To design a more logical logistics chain, the command intends to build software applications that leverage the data it already has about depot-level repairables. It’s set an August target to develop minimally-viable products for both the shipping and contracting projects, but is redesigning its business processes in tandem, Wendelken said.

“As someone who’s done IT for 29 years inside the Navy, I would tell you that the IT itself is almost never the problem,” he said. “It’s always the business process. There are some that the Navy controls and some that are dictated by law. But, in these specific areas we can control, we’re working to change them. The shipping initiative is going to require a partnership between us and [the Defense Logistics Agency], and we’re already in conversation with them about how we make that work for both of us, because DLA plays a substantial role.”

To pick the initial candidates for the digital accelerator, NAVSUP hired an outside firm, Boston Consulting Group, to scrub its existing business practices and look for opportunities for improvement. The company identified roughly 100 areas in which it thought the command could make itself more efficient.

But those ideas came as much from the NAVSUP’s own employees as from the consultants’ expertise in management reform.

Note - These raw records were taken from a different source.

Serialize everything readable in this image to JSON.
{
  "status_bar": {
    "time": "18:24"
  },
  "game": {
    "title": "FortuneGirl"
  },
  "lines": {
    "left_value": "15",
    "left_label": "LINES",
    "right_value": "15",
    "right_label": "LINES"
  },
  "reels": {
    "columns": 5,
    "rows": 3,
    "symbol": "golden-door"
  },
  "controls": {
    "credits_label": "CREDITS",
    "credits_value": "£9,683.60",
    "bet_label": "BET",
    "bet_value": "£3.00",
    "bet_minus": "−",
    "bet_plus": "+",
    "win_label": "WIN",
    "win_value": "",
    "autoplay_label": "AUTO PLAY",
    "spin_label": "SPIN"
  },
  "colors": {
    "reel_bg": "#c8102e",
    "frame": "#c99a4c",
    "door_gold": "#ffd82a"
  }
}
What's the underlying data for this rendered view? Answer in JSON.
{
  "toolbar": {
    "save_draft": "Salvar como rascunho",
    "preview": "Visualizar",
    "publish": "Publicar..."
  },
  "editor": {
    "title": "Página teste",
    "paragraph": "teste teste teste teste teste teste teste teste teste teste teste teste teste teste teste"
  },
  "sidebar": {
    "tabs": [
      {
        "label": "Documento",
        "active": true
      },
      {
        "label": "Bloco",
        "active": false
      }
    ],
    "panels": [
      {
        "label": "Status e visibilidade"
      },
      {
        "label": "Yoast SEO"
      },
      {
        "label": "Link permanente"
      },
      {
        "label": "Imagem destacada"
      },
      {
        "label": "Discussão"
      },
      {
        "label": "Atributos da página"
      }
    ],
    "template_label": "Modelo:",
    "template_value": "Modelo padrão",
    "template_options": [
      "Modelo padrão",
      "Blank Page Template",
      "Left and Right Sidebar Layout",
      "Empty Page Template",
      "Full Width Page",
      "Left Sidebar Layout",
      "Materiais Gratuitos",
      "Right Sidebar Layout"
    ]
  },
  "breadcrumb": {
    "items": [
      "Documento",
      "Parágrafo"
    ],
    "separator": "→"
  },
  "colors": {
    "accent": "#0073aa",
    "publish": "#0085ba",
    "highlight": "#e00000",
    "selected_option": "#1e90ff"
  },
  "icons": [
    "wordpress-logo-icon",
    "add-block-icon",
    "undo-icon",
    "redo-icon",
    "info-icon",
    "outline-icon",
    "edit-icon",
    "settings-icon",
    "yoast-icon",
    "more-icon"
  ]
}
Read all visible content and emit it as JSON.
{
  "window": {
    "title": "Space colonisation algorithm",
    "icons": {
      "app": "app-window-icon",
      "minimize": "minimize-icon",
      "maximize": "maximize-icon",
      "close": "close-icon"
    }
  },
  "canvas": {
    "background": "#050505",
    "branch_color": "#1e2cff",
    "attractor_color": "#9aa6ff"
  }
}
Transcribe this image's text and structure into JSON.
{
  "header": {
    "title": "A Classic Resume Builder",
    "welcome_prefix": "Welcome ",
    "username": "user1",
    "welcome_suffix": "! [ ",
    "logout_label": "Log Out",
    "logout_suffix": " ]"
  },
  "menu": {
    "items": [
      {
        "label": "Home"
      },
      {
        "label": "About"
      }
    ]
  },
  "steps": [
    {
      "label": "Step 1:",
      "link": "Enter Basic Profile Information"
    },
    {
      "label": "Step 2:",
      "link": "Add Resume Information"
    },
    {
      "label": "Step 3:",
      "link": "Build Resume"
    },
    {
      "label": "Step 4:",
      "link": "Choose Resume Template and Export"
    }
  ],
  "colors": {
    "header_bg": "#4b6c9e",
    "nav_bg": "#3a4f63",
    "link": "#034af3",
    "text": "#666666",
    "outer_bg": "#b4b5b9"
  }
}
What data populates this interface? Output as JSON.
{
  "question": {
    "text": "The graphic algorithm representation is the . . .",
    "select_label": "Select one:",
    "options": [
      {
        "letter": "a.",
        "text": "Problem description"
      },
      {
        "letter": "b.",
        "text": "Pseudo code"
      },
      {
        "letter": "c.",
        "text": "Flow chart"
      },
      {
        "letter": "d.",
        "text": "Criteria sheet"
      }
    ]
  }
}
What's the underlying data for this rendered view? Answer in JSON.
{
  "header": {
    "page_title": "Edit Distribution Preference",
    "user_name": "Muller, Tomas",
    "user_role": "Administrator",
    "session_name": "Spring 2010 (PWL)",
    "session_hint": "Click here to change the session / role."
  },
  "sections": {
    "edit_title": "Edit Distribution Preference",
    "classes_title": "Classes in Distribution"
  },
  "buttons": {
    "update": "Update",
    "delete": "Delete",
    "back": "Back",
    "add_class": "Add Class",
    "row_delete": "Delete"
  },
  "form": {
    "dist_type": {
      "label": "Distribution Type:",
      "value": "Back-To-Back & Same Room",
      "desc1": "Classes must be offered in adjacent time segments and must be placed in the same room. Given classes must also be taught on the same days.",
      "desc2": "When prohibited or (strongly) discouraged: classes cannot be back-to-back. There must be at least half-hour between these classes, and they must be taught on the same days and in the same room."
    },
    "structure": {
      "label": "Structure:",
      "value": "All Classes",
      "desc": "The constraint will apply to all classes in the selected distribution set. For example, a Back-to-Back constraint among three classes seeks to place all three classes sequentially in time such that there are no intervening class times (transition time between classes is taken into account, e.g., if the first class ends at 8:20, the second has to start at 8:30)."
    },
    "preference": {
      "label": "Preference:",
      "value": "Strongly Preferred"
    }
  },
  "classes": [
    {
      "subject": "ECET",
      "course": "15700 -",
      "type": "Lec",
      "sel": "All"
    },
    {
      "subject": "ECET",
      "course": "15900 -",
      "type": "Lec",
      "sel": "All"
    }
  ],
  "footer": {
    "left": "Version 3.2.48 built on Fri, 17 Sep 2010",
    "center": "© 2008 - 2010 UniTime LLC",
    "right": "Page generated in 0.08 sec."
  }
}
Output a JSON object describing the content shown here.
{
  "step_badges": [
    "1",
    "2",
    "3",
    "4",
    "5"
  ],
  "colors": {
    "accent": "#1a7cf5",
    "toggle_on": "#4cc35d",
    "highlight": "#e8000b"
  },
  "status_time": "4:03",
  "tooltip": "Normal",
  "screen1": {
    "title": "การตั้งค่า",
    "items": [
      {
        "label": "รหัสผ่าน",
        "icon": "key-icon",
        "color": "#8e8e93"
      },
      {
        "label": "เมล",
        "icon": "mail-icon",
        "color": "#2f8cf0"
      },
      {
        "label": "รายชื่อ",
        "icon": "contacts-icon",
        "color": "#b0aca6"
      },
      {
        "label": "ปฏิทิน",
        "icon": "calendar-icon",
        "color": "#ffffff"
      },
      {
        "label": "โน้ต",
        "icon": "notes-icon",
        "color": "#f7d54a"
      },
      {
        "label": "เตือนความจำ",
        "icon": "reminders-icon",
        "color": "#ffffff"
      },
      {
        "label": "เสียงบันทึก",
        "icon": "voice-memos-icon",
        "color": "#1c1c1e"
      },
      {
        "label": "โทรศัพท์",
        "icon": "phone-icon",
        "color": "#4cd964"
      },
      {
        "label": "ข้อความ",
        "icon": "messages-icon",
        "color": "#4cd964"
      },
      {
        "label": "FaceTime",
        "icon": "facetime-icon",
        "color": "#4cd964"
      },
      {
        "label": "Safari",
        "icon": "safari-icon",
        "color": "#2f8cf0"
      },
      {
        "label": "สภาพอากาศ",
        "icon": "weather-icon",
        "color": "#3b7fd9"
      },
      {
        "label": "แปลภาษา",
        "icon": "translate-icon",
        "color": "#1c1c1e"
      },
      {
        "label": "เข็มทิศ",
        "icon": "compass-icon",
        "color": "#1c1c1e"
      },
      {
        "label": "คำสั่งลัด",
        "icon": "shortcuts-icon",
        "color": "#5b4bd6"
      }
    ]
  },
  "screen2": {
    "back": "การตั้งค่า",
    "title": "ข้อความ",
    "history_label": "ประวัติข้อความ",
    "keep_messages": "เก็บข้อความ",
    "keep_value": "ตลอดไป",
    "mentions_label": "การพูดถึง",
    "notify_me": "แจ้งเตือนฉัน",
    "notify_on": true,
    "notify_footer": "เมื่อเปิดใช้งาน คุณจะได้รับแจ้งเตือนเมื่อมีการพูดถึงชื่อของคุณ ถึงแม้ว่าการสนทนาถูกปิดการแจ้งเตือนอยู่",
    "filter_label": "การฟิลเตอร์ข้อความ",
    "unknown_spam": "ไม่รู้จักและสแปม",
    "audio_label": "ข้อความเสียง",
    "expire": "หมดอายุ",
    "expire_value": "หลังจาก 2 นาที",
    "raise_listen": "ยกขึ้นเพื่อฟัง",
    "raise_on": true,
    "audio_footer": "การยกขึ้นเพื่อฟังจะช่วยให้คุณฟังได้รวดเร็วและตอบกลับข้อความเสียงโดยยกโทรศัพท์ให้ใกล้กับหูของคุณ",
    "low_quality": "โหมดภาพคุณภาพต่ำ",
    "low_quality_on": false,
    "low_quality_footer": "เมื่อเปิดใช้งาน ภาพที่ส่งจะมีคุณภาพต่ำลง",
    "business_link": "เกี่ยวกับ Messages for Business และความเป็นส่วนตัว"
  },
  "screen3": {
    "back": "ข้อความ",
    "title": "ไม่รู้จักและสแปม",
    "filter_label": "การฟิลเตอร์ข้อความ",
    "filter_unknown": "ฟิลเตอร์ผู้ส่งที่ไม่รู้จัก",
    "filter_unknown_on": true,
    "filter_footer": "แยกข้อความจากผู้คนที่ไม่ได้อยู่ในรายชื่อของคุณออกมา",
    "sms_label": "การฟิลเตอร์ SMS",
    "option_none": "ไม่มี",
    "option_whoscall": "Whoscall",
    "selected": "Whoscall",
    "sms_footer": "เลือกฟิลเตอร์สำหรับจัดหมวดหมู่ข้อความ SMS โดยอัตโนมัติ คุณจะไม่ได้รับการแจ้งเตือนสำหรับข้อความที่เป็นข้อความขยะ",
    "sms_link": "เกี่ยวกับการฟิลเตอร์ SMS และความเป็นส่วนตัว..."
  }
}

“This was entirely driven by their engagement with our workforce,” Wendelken said. “[Boston Consulting] uses the term ethnographic research, which really just means that they went around and talked to people and asked, ‘Hey, how’s your job going? Where are your challenges? What do you think you could do if you had the power to make your job better?’ Every one of these initiatives … are really things that our workforce knew, and Boston Consulting just showed us how to extract those ideas and information from our workforce.”

Then, to settle on the first two digital accelerator prototypes, NAVSUP created a “shark tank” process, inviting groups of employees who believed they had a solution to a particular problem to present them to the command’s leadership in successive rounds of competition.

Wendelken said NAVSUP intends to turn the lessons it learned from the Boston Consulting arrangement into an ongoing process that will continue to solicit ideas for improvement, without requiring continuous assistance from management consultants. The command has created a dedicated program office that will apply similar techniques to solve its problems itself.

“That’s been a big part of this effort: teaching our own folks about how to investigate these problems, because the problems that have been uncovered are problems that people knew about,” he said. “Maybe people didn’t feel empowered to do something about them, but we’re really working hard to change that.”